Wan Lijun, Cheng Tianfei, Fan Wei, Shi Yongchuang, Zhang Heng, Zhang Shengmao, Yu Linlin, Dai Yang, Yang Shenglong
School of Navigation and Naval Architecture, Dalian Ocean University, Dalian, 116023, China.
Key Laboratory of East China Sea & Oceanic Fishery Resources Exploitation and Utilization, Ministry of Agriculture, East China Sea Fisheries Research Institute, Chinese Academy of Fishery Sciences, Shanghai, 200090, China.
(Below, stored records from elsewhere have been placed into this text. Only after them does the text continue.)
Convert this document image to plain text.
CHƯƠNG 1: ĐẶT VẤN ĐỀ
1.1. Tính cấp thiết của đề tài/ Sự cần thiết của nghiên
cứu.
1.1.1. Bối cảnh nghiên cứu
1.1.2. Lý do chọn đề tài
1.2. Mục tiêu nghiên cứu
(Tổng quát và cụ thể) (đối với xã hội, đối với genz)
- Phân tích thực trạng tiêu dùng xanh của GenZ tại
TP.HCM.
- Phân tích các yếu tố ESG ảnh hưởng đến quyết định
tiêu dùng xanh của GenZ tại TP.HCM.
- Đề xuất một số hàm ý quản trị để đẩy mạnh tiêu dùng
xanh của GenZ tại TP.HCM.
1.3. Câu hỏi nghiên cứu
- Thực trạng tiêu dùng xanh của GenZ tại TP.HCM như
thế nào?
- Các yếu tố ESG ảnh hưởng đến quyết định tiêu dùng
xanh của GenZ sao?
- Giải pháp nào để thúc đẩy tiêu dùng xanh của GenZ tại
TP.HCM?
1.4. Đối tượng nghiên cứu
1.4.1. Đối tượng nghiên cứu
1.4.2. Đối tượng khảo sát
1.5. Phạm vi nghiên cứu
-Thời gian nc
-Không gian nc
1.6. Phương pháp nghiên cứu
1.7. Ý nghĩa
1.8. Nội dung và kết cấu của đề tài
Heliyon. 2024 Apr 1;10(7):e28953. doi: 10.1016/j.heliyon.2024.e28953. eCollection 2024 Apr 15.
Ecological fishery management requires high-precision fishery information to support resource management and marine spatial planning. In this paper, the Automatic Identification System (AIS) was adopted to extract the spatial information on the fishing grounds of light purse seine vessels in the Northwest Pacific Ocean. The spatial distributions of fishing grounds mapped by the data mining, kernel density analysis and hotspot analysis methods were compared. The spatial similarity index was applied to determine the spatial consistency between the computed spatial information and fisheries resource information. Finally, the spatial information derived by the best method was used to investigate the characteristics of fishing activity. The results showed that: the speed of light purse seine vessels related to operations was lower than 1.6 knots. The spatial information extracted by the three methods was consistent with the catch data distribution, and the spatial similarity between the fishing effort and catch data was the highest. The spatial variation in fishing activity was similar to that in the chub mackerel migration route. AIS data could be used to provide high-resolution fishery information. Light purse seine fishing vessels typically operate and travel along the exclusive economic zone boundary, and increased attention must be given to fishing vessel operation supervision. A comprehensive supervision system can be employed to monitor the operations of fishing vessels more effectively. The results of this study can provide technical support for the management of fishing activities and conservation of marine resources in this region using AIS data.
生态渔业管理需要高精度的渔业信息来支持资源管理和海洋空间规划。本文采用自动识别系统(AIS)提取西北太平洋海域灯光围网渔船渔场的空间信息。比较了通过数据挖掘、核密度分析和热点分析方法绘制的渔场空间分布。应用空间相似性指数来确定计算出的空间信息与渔业资源信息之间的空间一致性。最后,使用最佳方法得出的空间信息来研究捕捞活动的特征。结果表明:与作业相关的灯光围网渔船速度低于1.6节。三种方法提取的空间信息与渔获数据分布一致,捕捞努力量与渔获数据之间的空间相似性最高。捕捞活动的空间变化与鲐鱼洄游路线的空间变化相似。AIS数据可用于提供高分辨率的渔业信息。灯光围网渔船通常在专属经济区边界沿线作业和航行,必须更加重视对渔船作业的监管。可采用综合监管系统更有效地监测渔船作业。本研究结果可为利用AIS数据管理该区域捕捞活动和保护海洋资源提供技术支持。